ECLI:NL:CRVB:2019:2074
Centrale Raad van Beroep
- Hoger beroep
- Rechtspraak.nl
Beoordeling van de beëindiging van de Ziektewet-uitkering van een appellant na een Eerstejaars ZW-beoordeling
In deze zaak heeft de Centrale Raad van Beroep op 20 juni 2019 uitspraak gedaan in hoger beroep tegen de beslissing van de rechtbank Amsterdam. De appellant, die als snackbarmedewerker werkzaam was, had zich op 10 november 2014 ziek gemeld met rug- en hoofdpijnklachten. Het Uitvoeringsinstituut werknemersverzekeringen (Uwv) had appellant in eerste instantie in aanmerking gebracht voor ziekengeld op grond van de Ziektewet (ZW). Echter, na een Eerstejaars ZW-beoordeling concludeerde een verzekeringsarts dat appellant belastbaar was met inachtneming van bepaalde beperkingen. De arbeidsdeskundige stelde vast dat appellant in staat was om meer dan 65% van zijn maatmaninkomen te verdienen, wat leidde tot de beëindiging van zijn ZW-uitkering per 10 december 2015.

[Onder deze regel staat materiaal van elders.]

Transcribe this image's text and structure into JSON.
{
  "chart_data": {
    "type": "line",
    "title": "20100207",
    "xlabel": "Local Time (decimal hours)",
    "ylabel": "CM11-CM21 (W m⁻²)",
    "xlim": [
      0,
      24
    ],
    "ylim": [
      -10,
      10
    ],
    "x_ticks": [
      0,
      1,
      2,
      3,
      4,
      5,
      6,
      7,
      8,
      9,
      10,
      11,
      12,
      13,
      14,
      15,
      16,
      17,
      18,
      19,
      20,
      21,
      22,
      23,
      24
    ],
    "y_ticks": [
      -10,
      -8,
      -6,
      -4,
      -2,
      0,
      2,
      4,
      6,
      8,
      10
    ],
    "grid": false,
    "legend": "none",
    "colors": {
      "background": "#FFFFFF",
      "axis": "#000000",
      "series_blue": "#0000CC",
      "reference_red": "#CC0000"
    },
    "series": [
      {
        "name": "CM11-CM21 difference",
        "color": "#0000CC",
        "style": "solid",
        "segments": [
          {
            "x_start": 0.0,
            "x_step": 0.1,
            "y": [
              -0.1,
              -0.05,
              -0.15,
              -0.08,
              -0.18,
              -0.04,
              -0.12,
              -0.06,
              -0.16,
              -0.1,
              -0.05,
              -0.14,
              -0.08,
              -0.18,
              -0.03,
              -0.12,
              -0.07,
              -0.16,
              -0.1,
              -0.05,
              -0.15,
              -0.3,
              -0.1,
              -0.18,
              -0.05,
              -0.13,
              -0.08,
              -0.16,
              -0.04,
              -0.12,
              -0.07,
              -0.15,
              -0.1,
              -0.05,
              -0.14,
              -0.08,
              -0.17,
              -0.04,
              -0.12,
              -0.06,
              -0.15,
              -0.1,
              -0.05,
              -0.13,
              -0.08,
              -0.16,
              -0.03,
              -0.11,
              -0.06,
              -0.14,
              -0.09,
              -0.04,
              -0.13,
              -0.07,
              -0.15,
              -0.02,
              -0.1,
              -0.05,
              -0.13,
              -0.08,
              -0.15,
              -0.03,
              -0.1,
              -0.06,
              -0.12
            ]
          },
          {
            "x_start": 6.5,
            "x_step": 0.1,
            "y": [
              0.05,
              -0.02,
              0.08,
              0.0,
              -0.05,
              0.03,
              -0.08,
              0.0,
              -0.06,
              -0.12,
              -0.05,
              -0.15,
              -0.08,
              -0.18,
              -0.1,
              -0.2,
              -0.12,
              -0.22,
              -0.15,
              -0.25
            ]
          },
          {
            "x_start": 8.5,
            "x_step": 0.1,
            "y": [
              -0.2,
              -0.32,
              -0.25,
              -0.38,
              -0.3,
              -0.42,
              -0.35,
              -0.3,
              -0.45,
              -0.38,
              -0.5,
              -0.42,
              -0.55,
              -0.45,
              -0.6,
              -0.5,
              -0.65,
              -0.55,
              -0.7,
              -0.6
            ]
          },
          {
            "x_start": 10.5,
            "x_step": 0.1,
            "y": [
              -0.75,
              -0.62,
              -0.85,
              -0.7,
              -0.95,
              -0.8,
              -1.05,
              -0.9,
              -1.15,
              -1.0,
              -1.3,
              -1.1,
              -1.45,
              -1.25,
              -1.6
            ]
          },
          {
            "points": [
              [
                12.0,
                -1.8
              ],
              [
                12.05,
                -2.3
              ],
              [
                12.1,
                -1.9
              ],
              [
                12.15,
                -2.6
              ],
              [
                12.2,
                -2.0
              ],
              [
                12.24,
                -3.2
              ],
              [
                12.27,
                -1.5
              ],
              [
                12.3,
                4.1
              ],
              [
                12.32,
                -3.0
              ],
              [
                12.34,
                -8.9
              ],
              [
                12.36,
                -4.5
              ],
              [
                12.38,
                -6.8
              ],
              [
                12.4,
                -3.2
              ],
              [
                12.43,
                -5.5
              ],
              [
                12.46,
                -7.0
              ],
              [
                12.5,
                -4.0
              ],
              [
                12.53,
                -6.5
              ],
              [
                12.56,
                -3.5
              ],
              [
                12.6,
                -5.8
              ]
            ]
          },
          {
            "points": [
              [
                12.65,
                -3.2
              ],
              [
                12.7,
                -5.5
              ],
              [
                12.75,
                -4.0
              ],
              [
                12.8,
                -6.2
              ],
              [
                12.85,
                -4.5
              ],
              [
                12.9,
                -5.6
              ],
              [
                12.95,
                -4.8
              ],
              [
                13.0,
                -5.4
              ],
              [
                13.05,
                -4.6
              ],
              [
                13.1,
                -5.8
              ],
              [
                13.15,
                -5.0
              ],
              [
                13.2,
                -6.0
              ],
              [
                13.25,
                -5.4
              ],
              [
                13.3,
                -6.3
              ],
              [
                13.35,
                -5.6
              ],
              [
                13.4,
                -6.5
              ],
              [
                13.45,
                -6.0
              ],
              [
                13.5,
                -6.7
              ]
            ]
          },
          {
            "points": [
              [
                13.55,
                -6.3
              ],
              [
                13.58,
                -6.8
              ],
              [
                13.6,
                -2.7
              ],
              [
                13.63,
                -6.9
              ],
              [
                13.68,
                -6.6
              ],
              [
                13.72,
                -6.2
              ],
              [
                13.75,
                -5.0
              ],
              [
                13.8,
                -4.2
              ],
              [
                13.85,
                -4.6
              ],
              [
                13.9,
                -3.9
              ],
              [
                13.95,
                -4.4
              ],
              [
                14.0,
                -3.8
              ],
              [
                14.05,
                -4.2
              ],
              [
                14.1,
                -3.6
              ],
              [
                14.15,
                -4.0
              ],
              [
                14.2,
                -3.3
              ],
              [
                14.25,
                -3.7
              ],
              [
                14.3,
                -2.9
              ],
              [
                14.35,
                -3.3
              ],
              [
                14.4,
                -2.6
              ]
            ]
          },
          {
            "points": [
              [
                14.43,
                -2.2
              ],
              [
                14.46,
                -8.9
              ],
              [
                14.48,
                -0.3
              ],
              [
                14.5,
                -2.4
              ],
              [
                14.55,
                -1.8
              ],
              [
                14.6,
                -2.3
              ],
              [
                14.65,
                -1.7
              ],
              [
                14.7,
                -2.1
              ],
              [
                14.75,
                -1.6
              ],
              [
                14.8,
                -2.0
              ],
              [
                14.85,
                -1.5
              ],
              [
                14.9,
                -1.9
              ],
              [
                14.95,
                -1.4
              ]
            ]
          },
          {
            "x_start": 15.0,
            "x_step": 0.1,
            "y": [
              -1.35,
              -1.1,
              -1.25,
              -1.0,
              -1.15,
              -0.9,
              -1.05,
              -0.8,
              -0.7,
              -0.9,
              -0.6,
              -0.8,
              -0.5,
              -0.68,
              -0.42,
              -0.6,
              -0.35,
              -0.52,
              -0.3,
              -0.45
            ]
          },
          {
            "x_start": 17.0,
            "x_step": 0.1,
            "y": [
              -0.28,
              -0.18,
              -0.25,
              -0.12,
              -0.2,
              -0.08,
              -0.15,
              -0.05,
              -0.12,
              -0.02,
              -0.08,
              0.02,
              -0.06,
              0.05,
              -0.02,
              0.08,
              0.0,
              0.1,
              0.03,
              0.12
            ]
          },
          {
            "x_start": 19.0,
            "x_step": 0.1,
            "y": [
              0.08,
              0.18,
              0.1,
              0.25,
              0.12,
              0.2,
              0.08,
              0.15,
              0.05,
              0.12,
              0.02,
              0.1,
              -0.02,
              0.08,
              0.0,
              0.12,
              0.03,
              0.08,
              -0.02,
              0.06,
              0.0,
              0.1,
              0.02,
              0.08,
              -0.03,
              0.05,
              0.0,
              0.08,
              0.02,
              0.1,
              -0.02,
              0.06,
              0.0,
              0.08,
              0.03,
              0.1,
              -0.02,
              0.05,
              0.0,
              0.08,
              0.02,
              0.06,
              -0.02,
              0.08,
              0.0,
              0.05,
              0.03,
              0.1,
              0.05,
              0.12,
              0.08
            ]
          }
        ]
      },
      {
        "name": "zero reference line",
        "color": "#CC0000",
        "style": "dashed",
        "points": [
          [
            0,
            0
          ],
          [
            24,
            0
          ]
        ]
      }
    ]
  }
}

De rechtbank had het beroep van appellant tegen het besluit van het Uwv ongegrond verklaard, waarbij werd geoordeeld dat het medisch onderzoek zorgvuldig was uitgevoerd en dat de rapporten van de verzekeringsarts geen inconsistenties vertoonden. In hoger beroep herhaalde appellant zijn gronden, maar de Raad oordeelde dat de rechtbank de beroepsgronden afdoende had besproken en overtuigend had gemotiveerd waarom deze niet slagen. De Raad onderschreef het oordeel van de rechtbank en concludeerde dat er geen aanknopingspunten waren voor een andersluidend oordeel. De Raad bevestigde de uitspraak van de rechtbank en oordeelde dat de belastbaarheid van appellant in de geselecteerde functies niet werd overschreden, en dat de gegevens in het Claimbeoordelings- en Borgingssysteem (CBBS) als juist konden worden aangenomen.
De uitspraak werd gedaan door E.J.J.M. Weyers, in tegenwoordigheid van W.M. Swinkels als griffier, en werd openbaar uitgesproken op 20 juni 2019.